10 de julho de 2021 | 05h00
BRASÍLIA - Entre as medidas previstas pelo governo na reforma do Imposto de Renda, está a que prevê acabar com a modalidade chamada Juros sobre Capital Próprio (JCP), justamente a forma mais usada pelas estatais federais para remunerar o Tesouro Nacional por seu lucro. De 2017 a 2020, uma média de 73% por ano dos resultados pagos pelas estatais ao governo federal foi justamente por meio desse instrumento. Em média, entram R$ 10,5 bilhões por ano nos cofres da União em remuneração paga pelas estatais – sendo quase R$ 3 bilhões na forma de dividendos e R$ 7,6 bilhões a título de JCP.
Especialista em tributação, o economista José Roberto Afonso afirma ter certeza que a União vai perder recursos porque ninguém recebe mais JCP no País do que o próprio Tesouro, considerando as empresas em que é controlador. Segundo ele, é provável, então, que o Tesouro queira antecipar a entrada desses recursos em 2021. “Muitos contribuintes, se a reforma passar como está, anteciparão distribuição, inclusive estatais federais.
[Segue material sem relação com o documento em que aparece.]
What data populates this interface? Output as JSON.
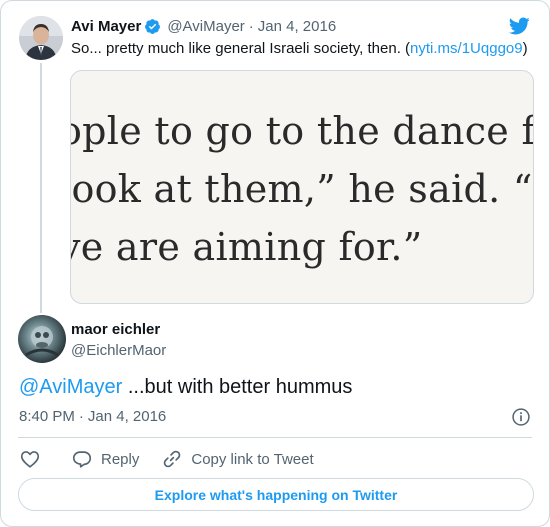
{
  "parent_tweet": {
    "author_name": "Avi Mayer",
    "handle": "@AviMayer",
    "separator": "·",
    "date": "Jan 4, 2016",
    "text": "So... pretty much like general Israeli society, then. (",
    "link_text": "nyti.ms/1Uqggo9",
    "text_end": ")",
    "image_text_lines": [
      "ople to go to the dance floor",
      "look at them,” he said. “Th",
      "ve are aiming for.”"
    ]
  },
  "reply_tweet": {
    "author_name": "maor eichler",
    "handle": "@EichlerMaor",
    "mention": "@AviMayer",
    "text": " ...but with better hummus",
    "time": "8:40 PM",
    "separator": "·",
    "date": "Jan 4, 2016"
  },
  "actions": {
    "reply_label": "Reply",
    "copy_link_label": "Copy link to Tweet"
  },
  "explore_button_label": "Explore what's happening on Twitter",
  "icons": [
    "verified-badge-icon",
    "twitter-bird-icon",
    "info-icon",
    "heart-icon",
    "reply-icon",
    "link-icon"
  ],
  "colors": {
    "accent": "#1d9bf0",
    "text": "#0f1419",
    "secondary_text": "#536471",
    "border": "#cfd9de"
  }
}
Essa é uma hipótese forte”, afirma Afonso.
O projeto não acaba, na prática, com JCP, mas desestimula o seu uso pelas grandes empresas. As companhias não vão poder mais deduzir o que pagam a seus acionistas, por meio do JPC, do IR a desembolsar. Já a distribuição de dividendos, outra forma de remunerar o acionista, será taxada com uma alíquota de 20%. Hoje, essa operação é isenta de tributos.
A diferença, explica o economista, é que os recursos do JCP entram “livres” para o caixa do Tesouro. Por outro lado, quase metade (48%) da arrecadação do IR é partilhada com Estados e municípios, por meio dos fundos de Participação dos Estados (FPE) e dos municípios (FPM), fora os recursos vinculados à educação e à saúde.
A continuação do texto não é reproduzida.